Contributing to tantivy-py

Make sure you read this whole document first.

Culture

We encourage contributions of all sizes, from fixing a single typo to adding a major feature. We want to make it as easy as possible for you to contribute, and we will do our best to review and merge your contributions quickly.

To set expectations, this project is currently maintained by a small team of volunteers. This means that it can sometimes take a long time, even months or years in some cases, for a contribution to be reviewed and merged. Your best bet for a quick review and merge is to submit small, focused PRs.

We can work with you to help get your contributions merged. If you have less experience writing software, that is ok. We can work with you to help you with your contributions. We have an expectation that all maintainers and contributors will provide helpful, respectful, friendly, and constructive feedback.

What kind of contributions?

Our primary focus with tantivy-py is to provide a wrapper of the underlying rust crate, tantivy. This means that we try to avoid adding new features to the Python bindings that aren't present in the Rust crate.

If you want to add a new feature in the rust code, please consider contributing it to the Rust crate first. If you want to add a new feature to the Python bindings that isn't present in the Rust crate, please open an issue to discuss it first. In general we would prefer such features to go into a higher level package that depends on tantivy-py, but this is not always possible, so it depends.

When to open issues versus PRs

If you're unsure whether a contribution is desired, please open an issue first to discuss it.

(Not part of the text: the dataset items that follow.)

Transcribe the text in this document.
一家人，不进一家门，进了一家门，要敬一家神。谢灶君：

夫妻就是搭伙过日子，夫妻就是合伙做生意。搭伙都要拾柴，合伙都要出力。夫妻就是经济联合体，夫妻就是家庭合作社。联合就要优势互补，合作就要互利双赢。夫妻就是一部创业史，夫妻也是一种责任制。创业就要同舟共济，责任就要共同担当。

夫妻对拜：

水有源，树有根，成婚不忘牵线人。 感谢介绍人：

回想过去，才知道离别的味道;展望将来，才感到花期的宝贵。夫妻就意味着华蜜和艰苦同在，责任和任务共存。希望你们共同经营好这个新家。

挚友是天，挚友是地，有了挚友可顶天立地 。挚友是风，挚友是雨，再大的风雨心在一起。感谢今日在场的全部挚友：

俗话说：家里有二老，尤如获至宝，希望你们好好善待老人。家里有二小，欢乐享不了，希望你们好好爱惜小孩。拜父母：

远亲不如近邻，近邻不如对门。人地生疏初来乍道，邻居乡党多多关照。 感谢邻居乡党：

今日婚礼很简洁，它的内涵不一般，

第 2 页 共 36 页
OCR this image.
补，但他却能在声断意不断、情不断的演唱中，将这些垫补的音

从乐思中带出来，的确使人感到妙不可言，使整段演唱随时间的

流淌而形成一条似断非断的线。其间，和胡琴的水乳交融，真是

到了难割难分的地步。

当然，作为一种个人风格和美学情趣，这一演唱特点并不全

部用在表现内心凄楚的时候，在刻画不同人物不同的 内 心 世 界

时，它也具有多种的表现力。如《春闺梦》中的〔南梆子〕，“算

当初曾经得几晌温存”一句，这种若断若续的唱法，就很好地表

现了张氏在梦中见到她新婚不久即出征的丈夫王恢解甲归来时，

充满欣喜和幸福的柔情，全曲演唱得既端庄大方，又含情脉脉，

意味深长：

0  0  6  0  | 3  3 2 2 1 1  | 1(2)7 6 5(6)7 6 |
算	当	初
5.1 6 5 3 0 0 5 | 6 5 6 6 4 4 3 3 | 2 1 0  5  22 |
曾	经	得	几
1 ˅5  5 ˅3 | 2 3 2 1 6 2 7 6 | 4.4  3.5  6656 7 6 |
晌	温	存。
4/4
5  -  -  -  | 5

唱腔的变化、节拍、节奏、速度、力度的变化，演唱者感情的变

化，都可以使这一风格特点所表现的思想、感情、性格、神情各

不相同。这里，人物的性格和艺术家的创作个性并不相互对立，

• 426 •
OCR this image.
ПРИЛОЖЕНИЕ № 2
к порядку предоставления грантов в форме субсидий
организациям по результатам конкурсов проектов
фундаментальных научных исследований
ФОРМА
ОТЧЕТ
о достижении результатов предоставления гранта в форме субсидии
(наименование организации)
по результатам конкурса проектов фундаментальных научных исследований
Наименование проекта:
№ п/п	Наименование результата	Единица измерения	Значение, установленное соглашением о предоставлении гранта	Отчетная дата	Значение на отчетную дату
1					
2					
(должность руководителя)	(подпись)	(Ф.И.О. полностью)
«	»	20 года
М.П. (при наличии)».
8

This isn't required for clear bug fixes, parity with upstream tantivy features, or very short PRs.

Keep PRs small and focused. Shorter PRs can be reviewed exponentially faster than longer ones. A PR can be as small as fixing a single typo. Don't be shy. We will be very happy to review and merge small PRs, and we will be much less likely to reject them. What is "small"? Here are basic guidelines: - Anything under 100 lines can be checked quickly - Under 500 lines is "medium", and might require some time to review depending on the density and complexity of the changes. - Under 1000 lines is "large" and will likely require a lot of time to review. - Over 1000 lines should be preceded by a discussion about whether the change is desired and how to execute it.

These are very rough guidelines only, not hard rules. Sometimes a larger PR is unavoidable. When that happens, please open an issue to discuss the change before doing the bulk of the work, not after. Maintainers don't want to feel bad about rejecting a huge PR that was a lot of work for the contributor.

If your PR is just an idea and you're looking for feedback, please say so. If you have high confidence in some parts but less in others, please say so. This information is very helpful for reviewers, and the reviewers want to help you. Let them help you.

In the PR, tell us why you want the change. Maintainers always appreciate understanding the high-level motivation behind a change. It may seem obvious, but it always helps us understand what you're aiming for and gives us more opportunities to help.

Documentation PRs

We love documentation PRs.

But beware massive AI-generated documentation PRs. Words are precious and should be used wisely: it takes time for us to review them, and it will take time in the future for users to read them. AI can generate a lot of words very quickly, but that doesn't mean they are all valuable. Your judgement is very important here. Err on the side of brevity and clarity.

As with code PR's, it is better to submit more smaller documentation PRs. If you have a large documentation change, please open an issue to discuss it before doing the work.

AI policy

This repo allows the use of AI tools to assist with PRs, but please pay attention to the following:

  • Disclose AI use. If AI tools beyond simple line-based code completion were used, we really appreciate you indicating how they were used. Which models? What was the workflow? This is not used to criticize your work or view it negatively; we want to help you and ourselves understand how to review the PR.

  • Flag what you don't understand. We will not reject a PR just because you don't understand every line. Some contributors have less experience and AI tools can produce complex code. That's fine. But please indicate which sections you don't understand well and which you do. Let's collaborate on figuring out whether the contribution is valuable and whether it should be added. We would appreciate if you could already have tried to work through all the code to understand the contribution, with the help of AI for example.

  • Don't submit huge AI-generated PRs. AI tools can generate a lot of code very quickly. We will likely reject large AI-generated PRs unless you justify why the PR needs to be that large and demonstrate that you have reviewed all the code and understand all changes in detail. We can easily tell whether your notes and justifications were also generated by AI. We want to help you, but maintainers need to understand the changes being made.